Dan setelah itu, untuk membantu kelancaran urusan dalam dan luar negeri, ibu negeri memilih beberapa punggawa negeri yang dapat membantu kerjanya, dan terwadahi dalam suatu yang namanya punggawa negeri saling gotong-royong. Pro dan kontra timbul dalam urusan ini. Dalam perjalanan kepemimpinannya sebagai ibu negeri banyak lika-liku yang dihadapi ibu negeri dengan para punggawanya. Dan ini pun dilatarbelakangi oleh penyebab yang beragam, sebut saja akibat suhu politik yang kian memanas para tokoh negeri dan ibu negeri tergabung dalam yang namanya lima tokoh yang dipertemukan di Jawa Barat sana, hal ini dimaksudkan agar citra para tokoh negeri dimata masyarakat yang tetap selalu kompak dalam menjalni agenda reformasi tetap terjaga, walaupun pada kenyataannya hal itu tidak mencerminkan yang sesungguhnya.
Selain itu, kasus demi kasus lainnya terus menghangat, misalnya sebut saja kasus yang menimpa punggawa negeri dengan urusan keagamaan. Dengan seluruh keyakinan tanpa mempertimbangkan kerasionalan dan dampak yang diakibatkan, melakukan ‘pemugaran’ karena adanya keyakinan adanya harta negeri yang tersimpan dibalik ‘prasasti Tulis negeri’ yakni berupa batu yang ditulis seputar kejadian dan peristiwa ini banyak rakyat negeri yang tidak sependapat, malah melahirkan yang namanya aksi rakyat, dengan beramai-rama menyatakan ketidaksetujuan, dan hasilnya punggawa negeri harus berlapang dada merelakan ‘harta negeri’ tetap berada ditempatnya, kasus kedua tersebut adanya penjualan harta negeri ke luar negeri untuk hal ini, tersebut pejabat punggawa negeri yang mengurus milik negeri dalam bidang komunikasi rakyat. Usut punya usut bukannya lancar malah menjadi isu sentral antara yang pro dan kontra, banyak pejabat negeri yang mengomentari misalnya hal tersebut datang dari tetua bale bambu yang menyatakan, harta negeri untuk rakyat negeri saja, tidak untuk di luar negeri, kan kasihan rakyat yang nantinya merugi.

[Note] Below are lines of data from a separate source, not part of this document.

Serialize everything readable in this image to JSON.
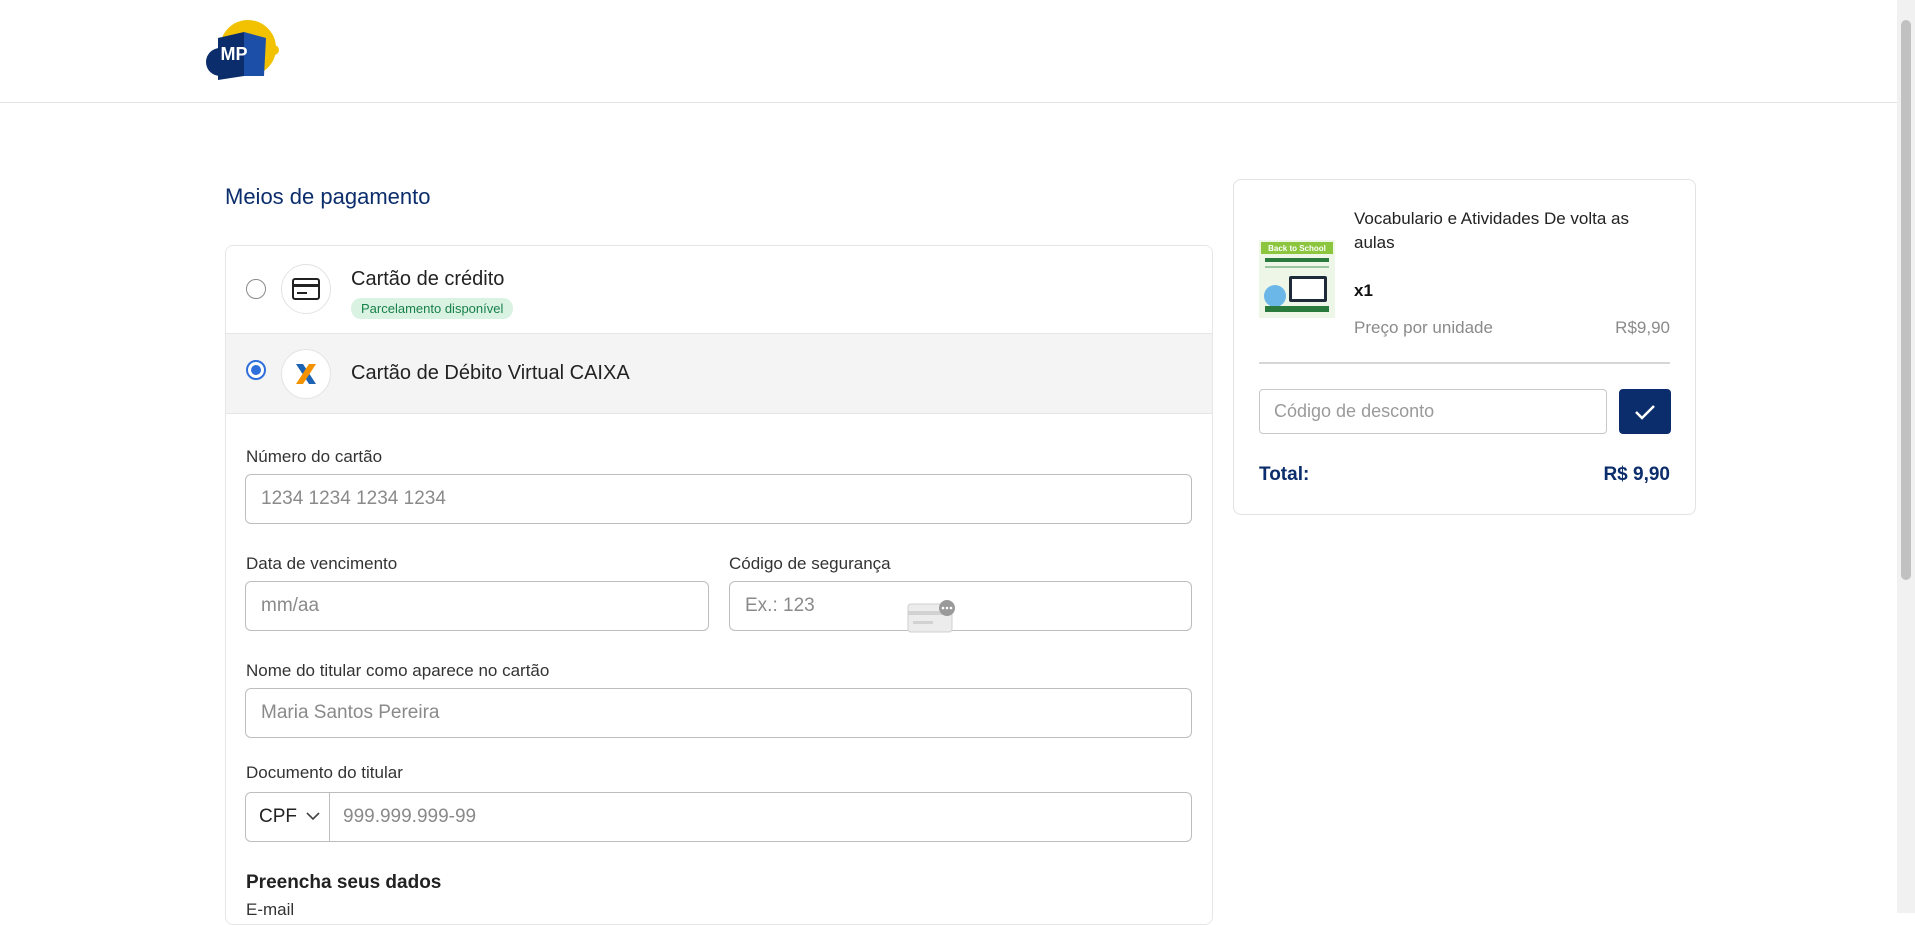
{
  "header": {
    "logo_text": "MP"
  },
  "payment": {
    "title": "Meios de pagamento",
    "options": [
      {
        "label": "Cartão de crédito",
        "badge": "Parcelamento disponível",
        "selected": false,
        "icon": "credit-card-icon"
      },
      {
        "label": "Cartão de Débito Virtual CAIXA",
        "selected": true,
        "icon": "caixa-logo-icon"
      }
    ],
    "form": {
      "card_number_label": "Número do cartão",
      "card_number_placeholder": "1234 1234 1234 1234",
      "expiry_label": "Data de vencimento",
      "expiry_placeholder": "mm/aa",
      "cvv_label": "Código de segurança",
      "cvv_placeholder": "Ex.: 123",
      "holder_label": "Nome do titular como aparece no cartão",
      "holder_placeholder": "Maria Santos Pereira",
      "document_label": "Documento do titular",
      "document_type": "CPF",
      "document_placeholder": "999.999.999-99",
      "fill_title": "Preencha seus dados",
      "email_label": "E-mail"
    }
  },
  "summary": {
    "product_name": "Vocabulario e Atividades De volta as aulas",
    "quantity": "x1",
    "unit_price_label": "Preço por unidade",
    "unit_price": "R$9,90",
    "discount_placeholder": "Código de desconto",
    "total_label": "Total:",
    "total_value": "R$ 9,90",
    "thumbnail_text": "Back to School"
  },
  "colors": {
    "brand_navy": "#0b2d6b",
    "radio_blue": "#2f6fdb",
    "badge_bg": "#d9f2e2",
    "badge_text": "#18804a"
  }
}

Kasus ketiga adanya kepulauan negeri yang diambil alih oleh tetangga luar negeri, ada dua pulau dan itupun tak terlalu digubris. Katanya pulau itu kecil-kecil, kan tak jadi soal karena kita memiliki lima pulau yang besar, itupun alasannya tak habis digali karena ya itu SDM-nya yang kurang, disudut meja para tokoh negeri, Hal ini dipertanyakan, lalu bagaimana reaksi ibu negeri?. Ibu negeri lebih menyerahkan hal ini pada punggawa urusan luar negeri, katanya yang sudah diambil ya relakan saja, kan sudah bukan milik negeri kita lagi, kan itu haknya mereka, dan kini kasus itu ia tenggelam juga, adem ayem tenang-tenang saja. Sebenarnya masih banyak urusan dalam negeri ya mungkin hal itu kurang tercermati saja oleh para rakyat negeri, termasuk saya, atau lebih karena keacuh-tak acuhan kita apalagi jika menyerahkan itu sepenuhnya urusan ibu negeri, tersebut misalnya negeri yang menyangkut punggawa Mahkamah Agung negeri, apalagi urusan punggawa negeri, urusan ketertiban masyarakat. Hal ini bahkan menjadi isu sentral dan menu sarapan kita dipagi hari, dengan adanya ‘kemarahan’ dari ‘anak negeri’ karena tidak keadilan yang dirasakan dalam berbagai aspek, yang paling dominan dianak tirikan ‘peran’ yang telah diberikan karena itulah terjadi ‘penghancuran’ dan itu terjadi didaerah ‘pariwisata’ dalam negeri.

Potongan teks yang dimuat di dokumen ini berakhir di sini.